Last Friday, Guatemalan Attorney General María Consuelo Porras removed Juan Francisco Sandoval from his position at the head of the Special Prosecutor’s Office Against Impunity (FECI), an anti-corruption task force created by the United Nations-backed International Commission Against Impunity in Guatemala (CICIG), which was removed from the country in 2019. While Porras accused Sandoval of “constant abuses and frequent abuses to the institutionality” of the office, Sandoval—an internationally recognized anti-corruption and transparency crusader who has been deemed an “anti-corruption champion” by the United States Department of State—characterized his sudden dismissal as “illegal” and accused Porras of attempting to undermine the independence and impartiality of his office. Accompanied by human rights activists, journalists from The Associated Press, and Swedish Ambassador to Guatemala Hans Magnusson, Sandoval fled Guatemala to El Salvador just hours after his firing, citing fears for his life, but has maintained that he will “continue working for the good of the people of Guatemala.”
 
The removal of Sandoval—notorious for his dogged pursuit and prosecution of dozens of criminal networks, including those connected to former President of Guatemala Otto Pérez Molina and high-profile government ministers—prompted a domestic and international outcry. Hundreds of Guatemalans protested his dismissal outside of the Palacio Verde in Guatemala City, presidential palace, and the country’s powerful campesino federations have called for a general strike. Meanwhile, U.S. officials such as Samantha Power, Administrator of the United States Agency for International Development (USAID), and Julie Chung, Acting Assistant Secretary of State, have respectively described Sandoval’s removal as “outrageous” and a “significant setback to the rule of law.”
 
The dismissal and exile of Sandoval, who has described himself as “the latest in a string of prosecutors [to] have suffered the consequences for seeking truth and justice,” represents the culmination of several months of backsliding on anti-corruption initiatives in Guatemala, a country key to the administration of U.S. President Joe Biden’s agenda for Central America’s “Northern Triangle” region (which also includes Honduras and El Salvador). Last April, Guatemala’s Congress of the Republic refused to swear in Magistrate Gloria Porras (no relation to the Attorney General), another famed anti-corruption advocate, to fill her elected seat on the nation’s high Constitutional Court. The Biden administration has placed eradicating graft and corruption in Central America at the center of its efforts to combat surging northward migration from the region, and thusly views Sandoval’s removal—which, according to the U.S. Department of State, “fits a pattern of behavior that indicates a lack of commitment to the rule of law and independent judicial and prosecutorial processes”—as an affront to such endeavors. In response to news of Sandoval’s dismissal, the U.S. has announced a temporary suspension of its cooperation with Guatemala’s Public Ministry.
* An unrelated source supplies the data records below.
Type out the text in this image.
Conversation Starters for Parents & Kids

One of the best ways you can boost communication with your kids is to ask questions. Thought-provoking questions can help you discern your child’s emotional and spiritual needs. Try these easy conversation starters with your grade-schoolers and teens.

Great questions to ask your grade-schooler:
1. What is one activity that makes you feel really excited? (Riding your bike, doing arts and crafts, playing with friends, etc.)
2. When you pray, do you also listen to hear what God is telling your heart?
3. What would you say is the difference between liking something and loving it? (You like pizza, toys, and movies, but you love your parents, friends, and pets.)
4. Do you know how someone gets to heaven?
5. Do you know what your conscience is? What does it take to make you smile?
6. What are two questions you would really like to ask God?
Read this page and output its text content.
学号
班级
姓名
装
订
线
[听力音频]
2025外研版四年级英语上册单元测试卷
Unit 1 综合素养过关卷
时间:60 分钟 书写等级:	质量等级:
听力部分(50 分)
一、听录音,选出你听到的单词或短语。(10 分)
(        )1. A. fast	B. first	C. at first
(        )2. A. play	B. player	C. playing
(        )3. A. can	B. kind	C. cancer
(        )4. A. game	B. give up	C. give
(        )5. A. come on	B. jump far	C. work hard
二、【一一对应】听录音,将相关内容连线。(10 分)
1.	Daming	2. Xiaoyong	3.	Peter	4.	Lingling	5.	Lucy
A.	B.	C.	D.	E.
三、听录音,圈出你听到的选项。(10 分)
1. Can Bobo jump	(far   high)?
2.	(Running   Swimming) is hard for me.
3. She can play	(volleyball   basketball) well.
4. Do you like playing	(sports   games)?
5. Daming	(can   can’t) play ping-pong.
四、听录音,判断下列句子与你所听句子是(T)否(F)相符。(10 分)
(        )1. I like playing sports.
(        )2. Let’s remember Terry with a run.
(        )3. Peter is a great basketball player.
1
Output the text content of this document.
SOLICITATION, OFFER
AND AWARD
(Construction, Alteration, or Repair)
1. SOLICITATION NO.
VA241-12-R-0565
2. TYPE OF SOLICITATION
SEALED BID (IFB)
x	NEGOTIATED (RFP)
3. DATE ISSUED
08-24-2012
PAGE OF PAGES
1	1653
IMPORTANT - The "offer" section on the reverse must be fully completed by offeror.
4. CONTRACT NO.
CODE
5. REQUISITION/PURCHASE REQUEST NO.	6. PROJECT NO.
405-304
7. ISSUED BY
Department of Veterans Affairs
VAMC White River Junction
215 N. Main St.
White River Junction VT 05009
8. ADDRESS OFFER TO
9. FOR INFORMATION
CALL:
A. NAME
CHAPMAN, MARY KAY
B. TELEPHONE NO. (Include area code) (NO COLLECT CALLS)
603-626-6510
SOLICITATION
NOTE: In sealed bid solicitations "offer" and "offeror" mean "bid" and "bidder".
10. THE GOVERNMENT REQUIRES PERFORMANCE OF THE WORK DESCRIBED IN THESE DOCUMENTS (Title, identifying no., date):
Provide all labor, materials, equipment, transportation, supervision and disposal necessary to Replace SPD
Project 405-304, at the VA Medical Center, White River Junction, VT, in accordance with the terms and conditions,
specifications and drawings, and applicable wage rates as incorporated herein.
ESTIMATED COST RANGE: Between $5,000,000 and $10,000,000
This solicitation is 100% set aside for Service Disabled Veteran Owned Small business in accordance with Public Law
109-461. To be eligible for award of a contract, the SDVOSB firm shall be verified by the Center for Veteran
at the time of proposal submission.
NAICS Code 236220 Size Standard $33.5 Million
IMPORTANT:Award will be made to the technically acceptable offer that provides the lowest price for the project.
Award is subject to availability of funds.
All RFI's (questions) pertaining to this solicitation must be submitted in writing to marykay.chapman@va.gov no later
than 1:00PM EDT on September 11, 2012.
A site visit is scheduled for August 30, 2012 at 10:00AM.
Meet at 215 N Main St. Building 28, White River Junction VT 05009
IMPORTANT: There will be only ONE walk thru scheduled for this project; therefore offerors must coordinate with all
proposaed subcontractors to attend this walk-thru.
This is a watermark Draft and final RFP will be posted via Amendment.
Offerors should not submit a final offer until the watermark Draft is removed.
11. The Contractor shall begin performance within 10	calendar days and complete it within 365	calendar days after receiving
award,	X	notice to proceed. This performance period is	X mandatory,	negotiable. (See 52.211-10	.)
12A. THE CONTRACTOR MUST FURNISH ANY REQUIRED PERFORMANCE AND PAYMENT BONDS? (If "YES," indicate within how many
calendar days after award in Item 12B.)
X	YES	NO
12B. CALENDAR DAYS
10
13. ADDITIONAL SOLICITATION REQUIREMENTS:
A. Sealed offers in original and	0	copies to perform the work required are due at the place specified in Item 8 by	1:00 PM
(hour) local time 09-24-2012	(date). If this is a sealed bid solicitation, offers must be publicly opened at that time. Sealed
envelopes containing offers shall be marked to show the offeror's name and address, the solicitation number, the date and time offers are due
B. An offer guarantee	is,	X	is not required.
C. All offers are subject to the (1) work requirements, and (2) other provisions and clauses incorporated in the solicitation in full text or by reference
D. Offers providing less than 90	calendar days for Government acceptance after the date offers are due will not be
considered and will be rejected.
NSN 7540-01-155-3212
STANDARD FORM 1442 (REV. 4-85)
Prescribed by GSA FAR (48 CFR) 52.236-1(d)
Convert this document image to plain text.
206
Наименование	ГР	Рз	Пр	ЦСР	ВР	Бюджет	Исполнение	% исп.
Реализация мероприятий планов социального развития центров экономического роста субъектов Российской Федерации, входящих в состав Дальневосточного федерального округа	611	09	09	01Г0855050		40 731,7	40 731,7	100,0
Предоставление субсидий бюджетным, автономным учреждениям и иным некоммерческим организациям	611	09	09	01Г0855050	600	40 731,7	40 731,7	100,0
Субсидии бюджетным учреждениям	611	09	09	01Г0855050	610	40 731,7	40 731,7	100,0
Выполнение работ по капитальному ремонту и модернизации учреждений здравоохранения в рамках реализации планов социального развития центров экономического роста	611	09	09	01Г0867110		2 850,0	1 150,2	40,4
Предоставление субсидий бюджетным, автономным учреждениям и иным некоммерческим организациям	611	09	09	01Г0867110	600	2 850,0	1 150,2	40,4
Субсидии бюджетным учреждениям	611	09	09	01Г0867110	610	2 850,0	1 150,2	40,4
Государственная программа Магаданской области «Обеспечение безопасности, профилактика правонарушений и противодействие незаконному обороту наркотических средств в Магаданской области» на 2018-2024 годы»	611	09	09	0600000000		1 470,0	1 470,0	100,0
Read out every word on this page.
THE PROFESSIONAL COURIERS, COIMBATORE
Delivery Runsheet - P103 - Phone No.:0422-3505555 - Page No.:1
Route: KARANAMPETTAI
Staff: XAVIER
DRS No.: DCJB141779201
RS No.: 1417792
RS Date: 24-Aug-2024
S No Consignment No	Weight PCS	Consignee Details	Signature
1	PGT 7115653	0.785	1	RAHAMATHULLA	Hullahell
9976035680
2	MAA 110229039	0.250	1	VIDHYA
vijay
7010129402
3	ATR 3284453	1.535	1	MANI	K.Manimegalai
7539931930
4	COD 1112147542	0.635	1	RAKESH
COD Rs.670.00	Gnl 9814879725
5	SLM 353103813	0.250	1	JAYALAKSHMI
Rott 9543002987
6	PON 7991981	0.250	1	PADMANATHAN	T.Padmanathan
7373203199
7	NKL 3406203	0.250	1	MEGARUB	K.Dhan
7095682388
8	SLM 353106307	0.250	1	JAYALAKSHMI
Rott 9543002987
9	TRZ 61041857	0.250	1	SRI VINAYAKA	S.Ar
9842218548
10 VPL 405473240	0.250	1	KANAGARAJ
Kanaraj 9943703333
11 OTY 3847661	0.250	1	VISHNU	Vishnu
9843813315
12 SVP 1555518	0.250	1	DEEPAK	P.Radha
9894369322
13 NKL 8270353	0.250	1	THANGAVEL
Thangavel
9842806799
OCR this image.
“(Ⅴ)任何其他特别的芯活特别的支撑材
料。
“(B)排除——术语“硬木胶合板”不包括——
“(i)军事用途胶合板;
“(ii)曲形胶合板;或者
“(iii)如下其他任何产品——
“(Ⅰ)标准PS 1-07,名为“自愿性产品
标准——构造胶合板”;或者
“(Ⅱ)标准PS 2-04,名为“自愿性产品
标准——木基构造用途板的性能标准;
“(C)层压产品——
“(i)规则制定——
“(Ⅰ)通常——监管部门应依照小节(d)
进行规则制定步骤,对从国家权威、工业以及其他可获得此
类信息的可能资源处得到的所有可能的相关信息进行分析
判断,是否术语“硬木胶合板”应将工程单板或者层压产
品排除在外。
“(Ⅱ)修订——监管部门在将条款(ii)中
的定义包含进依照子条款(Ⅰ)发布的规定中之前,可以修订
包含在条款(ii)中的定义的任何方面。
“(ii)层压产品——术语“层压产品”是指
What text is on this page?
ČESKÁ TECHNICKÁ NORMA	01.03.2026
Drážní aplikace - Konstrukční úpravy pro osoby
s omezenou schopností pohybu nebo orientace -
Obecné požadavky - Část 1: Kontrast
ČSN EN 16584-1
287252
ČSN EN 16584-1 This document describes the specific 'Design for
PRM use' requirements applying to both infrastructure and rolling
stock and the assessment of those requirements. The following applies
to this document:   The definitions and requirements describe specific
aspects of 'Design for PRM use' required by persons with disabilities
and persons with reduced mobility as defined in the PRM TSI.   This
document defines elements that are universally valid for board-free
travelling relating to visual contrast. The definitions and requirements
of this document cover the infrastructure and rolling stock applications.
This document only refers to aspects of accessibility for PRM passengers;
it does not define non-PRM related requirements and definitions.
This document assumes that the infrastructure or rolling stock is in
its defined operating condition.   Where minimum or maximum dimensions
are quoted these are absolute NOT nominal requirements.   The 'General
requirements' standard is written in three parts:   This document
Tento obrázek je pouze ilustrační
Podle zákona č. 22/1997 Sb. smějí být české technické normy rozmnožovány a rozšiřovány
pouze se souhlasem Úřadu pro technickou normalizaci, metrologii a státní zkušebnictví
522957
According to Tiziano Breda, a Central America analyst for the International Crisis Group, Sandoval’s removal confirms fears that despite expressing a rhetorical commitment to fighting corruption, the Guatemalan state ultimately remains more interested and invested in defending entrenched traditions of elite impunity in the country—a reality that arguably calls into question the viability of the Biden administration’s stated goal of combatting corruption through increased cooperation with national governments in Central America.